In the news: Baroness Ashton

May 3, 2002

Junior education minister Baroness Ashton has had a busy couple of weeks defending the government's higher education policies to sceptical peers.

Last week, she took on Lord Dearing and other heavy-hitting peers - including lords Moser, Layard, Puttnam and Bragg - who warned that the UK's universities were in a bad way, lacking essential money for teaching and research.

It must have been a tall order for Baroness Ashton, whose ministerial brief is school standards and early years education. Yet she will have scored some points for her guarded candour in admitting that higher education was a "mixed picture".

If that were not test enough, this week saw fellow Labour peer and chief executive of Universities UK Baroness Warwick have a go at the government over the money the sector needs to widen participation among the poor.

The House of Lords has long been a friend to higher education: one has only to remember the epic battles over the controversial Teaching and Higher Education Act in 1997-98. While things are relatively calm - education-wise - in the upper chamber at the moment, it is unclear how long this will last in the face of continued government parsimony towards higher education. This, combined with government attempts to redraw higher education to its social engineering template, could pitch Baroness Ashton into the thick of it.

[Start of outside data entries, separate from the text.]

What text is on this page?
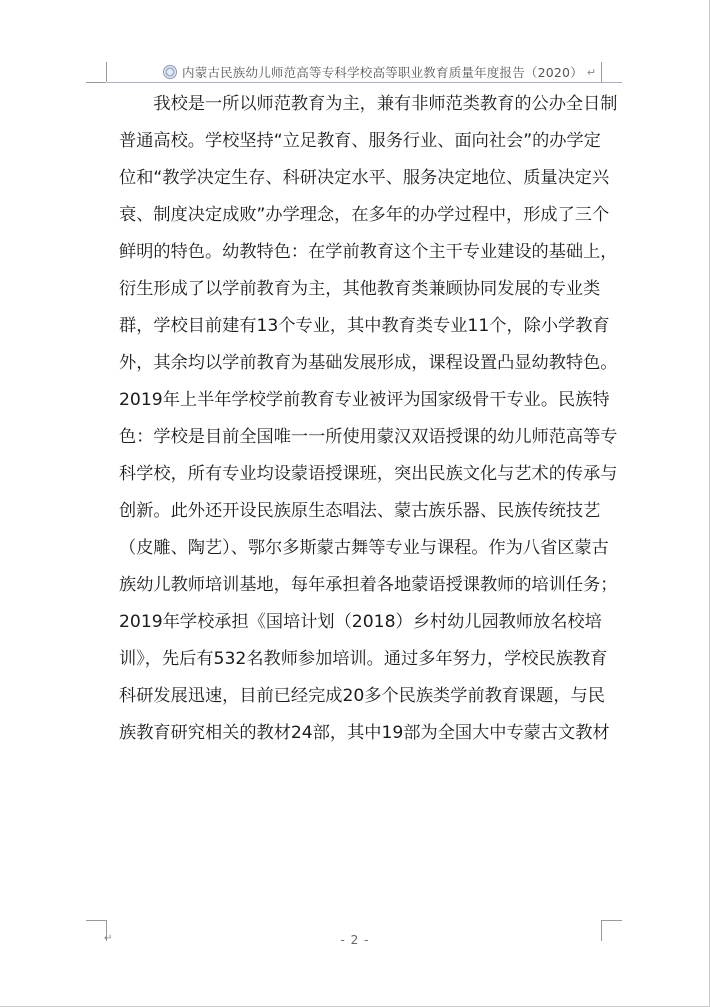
内蒙古民族幼儿师范高等专科学校高等职业教育质量年度报告（2020） ↵
　　我校是一所以师范教育为主，兼有非师范类教育的公办全日制
普通高校。学校坚持“立足教育、服务行业、面向社会”的办学定
位和“教学决定生存、科研决定水平、服务决定地位、质量决定兴
衰、制度决定成败”办学理念，在多年的办学过程中，形成了三个
鲜明的特色。幼教特色：在学前教育这个主干专业建设的基础上，
衍生形成了以学前教育为主，其他教育类兼顾协同发展的专业类
群，学校目前建有13个专业，其中教育类专业11个，除小学教育
外，其余均以学前教育为基础发展形成，课程设置凸显幼教特色。
2019年上半年学校学前教育专业被评为国家级骨干专业。民族特
色：学校是目前全国唯一一所使用蒙汉双语授课的幼儿师范高等专
科学校，所有专业均设蒙语授课班，突出民族文化与艺术的传承与
创新。此外还开设民族原生态唱法、蒙古族乐器、民族传统技艺
（皮雕、陶艺）、鄂尔多斯蒙古舞等专业与课程。作为八省区蒙古
族幼儿教师培训基地，每年承担着各地蒙语授课教师的培训任务；
2019年学校承担《国培计划（2018）乡村幼儿园教师放名校培
训》，先后有532名教师参加培训。通过多年努力，学校民族教育
科研发展迅速，目前已经完成20多个民族类学前教育课题，与民
族教育研究相关的教材24部，其中19部为全国大中专蒙古文教材
↵	- 2 -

Baroness Ashton worked briefly for the Campaign for Nuclear Disarmament after graduating with a BSc from the University of London. She was chairwoman of Hertfordshire Health Authority until she was ennobled in 1999. Her parliamentary highlights include launching Curriculum Online and promoting a scheme to award grades to children for language ability.

She is married to Evening Standard political columnist Peter Kellner.